Jak powiedział główny autor badania Collin Edwards, ekolog i naukowiec danych w Waszyngtońskim Departamencie Ryb i Dzikiej Przyrody, szacuje się, że w całych Stachach Zjednoczonych żyje 650 gatunków motyli, ale 96 z nich jest tak rzadkich, że nie wystąpiły w żadnym z analizowanych badań. Z kolei 212 innych nie zostało odnalezionych w wystarczającej liczbie, aby móc obliczyć trendy.
Haddad, który specjalizuje się w rzadkich motylach, przekazał, że w ostatnich latach udało mu się zaobserwować tylko dwa zagrożone wyginięciem motyle z gatunku Neonympha mitchellii francisci , które zamieszkują wyłącznie posterunek wojskowy w Fort Bragg w Karolinie Północnej. Oznacza to, że jest już bardzo bliski wyginięcia.
Edward z kolei wspomniał także o malejących populacjach bardziej znanych gatunków tych owadów. Na przykład liczebność rusałki admirała (Vanessa atalanta) spadła o 44 proc.
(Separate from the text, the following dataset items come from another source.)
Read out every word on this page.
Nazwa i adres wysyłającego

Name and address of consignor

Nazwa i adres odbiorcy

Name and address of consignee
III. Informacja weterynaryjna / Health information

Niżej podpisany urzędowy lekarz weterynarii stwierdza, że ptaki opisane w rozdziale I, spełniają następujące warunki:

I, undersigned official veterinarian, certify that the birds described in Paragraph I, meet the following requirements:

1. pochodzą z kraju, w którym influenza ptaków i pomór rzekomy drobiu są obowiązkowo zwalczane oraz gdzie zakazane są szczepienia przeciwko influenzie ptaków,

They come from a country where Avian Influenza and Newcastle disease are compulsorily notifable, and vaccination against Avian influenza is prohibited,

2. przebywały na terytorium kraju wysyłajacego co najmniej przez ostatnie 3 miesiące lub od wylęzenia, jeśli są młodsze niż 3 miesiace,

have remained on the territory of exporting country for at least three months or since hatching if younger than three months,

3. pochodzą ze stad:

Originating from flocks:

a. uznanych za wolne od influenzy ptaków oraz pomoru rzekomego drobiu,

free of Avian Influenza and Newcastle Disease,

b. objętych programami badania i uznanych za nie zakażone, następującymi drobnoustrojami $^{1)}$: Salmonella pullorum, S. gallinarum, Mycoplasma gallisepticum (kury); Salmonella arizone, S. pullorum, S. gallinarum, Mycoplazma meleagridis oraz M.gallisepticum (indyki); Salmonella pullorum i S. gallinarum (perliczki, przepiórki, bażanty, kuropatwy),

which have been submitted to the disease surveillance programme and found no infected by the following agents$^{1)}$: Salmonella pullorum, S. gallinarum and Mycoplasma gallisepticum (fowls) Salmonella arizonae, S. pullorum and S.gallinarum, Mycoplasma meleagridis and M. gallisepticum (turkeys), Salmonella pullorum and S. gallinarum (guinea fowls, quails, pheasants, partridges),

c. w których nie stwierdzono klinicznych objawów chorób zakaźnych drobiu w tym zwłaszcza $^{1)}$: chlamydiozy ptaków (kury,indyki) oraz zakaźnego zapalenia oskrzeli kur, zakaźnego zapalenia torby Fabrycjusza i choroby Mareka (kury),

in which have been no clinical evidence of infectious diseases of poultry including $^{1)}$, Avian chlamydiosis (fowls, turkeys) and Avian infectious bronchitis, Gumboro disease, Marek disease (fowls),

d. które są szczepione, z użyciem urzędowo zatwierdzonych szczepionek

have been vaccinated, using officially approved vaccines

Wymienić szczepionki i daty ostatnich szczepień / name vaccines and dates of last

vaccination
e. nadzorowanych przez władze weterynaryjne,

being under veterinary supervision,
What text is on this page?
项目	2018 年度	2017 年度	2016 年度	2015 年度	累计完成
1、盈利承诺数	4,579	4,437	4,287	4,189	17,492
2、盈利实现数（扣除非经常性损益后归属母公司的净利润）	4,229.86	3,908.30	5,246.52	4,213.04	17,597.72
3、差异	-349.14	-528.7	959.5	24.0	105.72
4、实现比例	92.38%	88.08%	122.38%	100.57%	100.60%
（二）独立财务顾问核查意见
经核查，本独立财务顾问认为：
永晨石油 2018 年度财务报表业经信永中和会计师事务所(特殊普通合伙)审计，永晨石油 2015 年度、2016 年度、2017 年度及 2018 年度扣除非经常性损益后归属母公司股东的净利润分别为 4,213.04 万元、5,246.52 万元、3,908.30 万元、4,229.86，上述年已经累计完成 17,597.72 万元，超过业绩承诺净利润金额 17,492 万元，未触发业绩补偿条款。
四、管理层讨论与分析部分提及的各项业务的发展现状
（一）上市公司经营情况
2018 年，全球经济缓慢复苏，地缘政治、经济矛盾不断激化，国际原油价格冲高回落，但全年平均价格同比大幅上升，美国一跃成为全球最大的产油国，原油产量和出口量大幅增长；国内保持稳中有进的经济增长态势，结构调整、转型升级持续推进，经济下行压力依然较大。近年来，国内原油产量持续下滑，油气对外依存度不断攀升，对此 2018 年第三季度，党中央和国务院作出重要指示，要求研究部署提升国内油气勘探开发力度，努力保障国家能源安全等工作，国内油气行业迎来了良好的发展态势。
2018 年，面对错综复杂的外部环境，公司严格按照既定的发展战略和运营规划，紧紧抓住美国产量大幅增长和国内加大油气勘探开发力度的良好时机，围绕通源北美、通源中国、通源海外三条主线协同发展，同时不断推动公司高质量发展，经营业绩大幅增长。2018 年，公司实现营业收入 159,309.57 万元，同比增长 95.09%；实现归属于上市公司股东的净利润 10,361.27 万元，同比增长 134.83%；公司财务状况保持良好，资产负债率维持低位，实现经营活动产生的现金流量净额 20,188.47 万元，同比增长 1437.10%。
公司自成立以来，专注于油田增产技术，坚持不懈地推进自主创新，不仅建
Nawet inwazyjny bielinek rzepnik (Pieris rapae) stracił 50 proc. populacji.
Niepokój dla człowieka
Ekspert od motyli z Cornell University, Anurag Agrawal, stwierdził, że te niepokojące zjawiska stawiają pod znakiem zapytania także przyszłość innego gatunku - ludzi.
- Utrata motyli, papug i morświnów jest niewątpliwie złym znakiem dla nas, ekosystemów, których potrzebujemy i natury, którą się cieszymy. Mówią nam, że zdrowie kontynentu nie jest w najlepszym stanie. Motyle są ambasadorami piękna natury, kruchości i współzależności gatunków. Mają nas czegoś nauczyć - stwierdził badacz, niezaangażowany w nową pracę.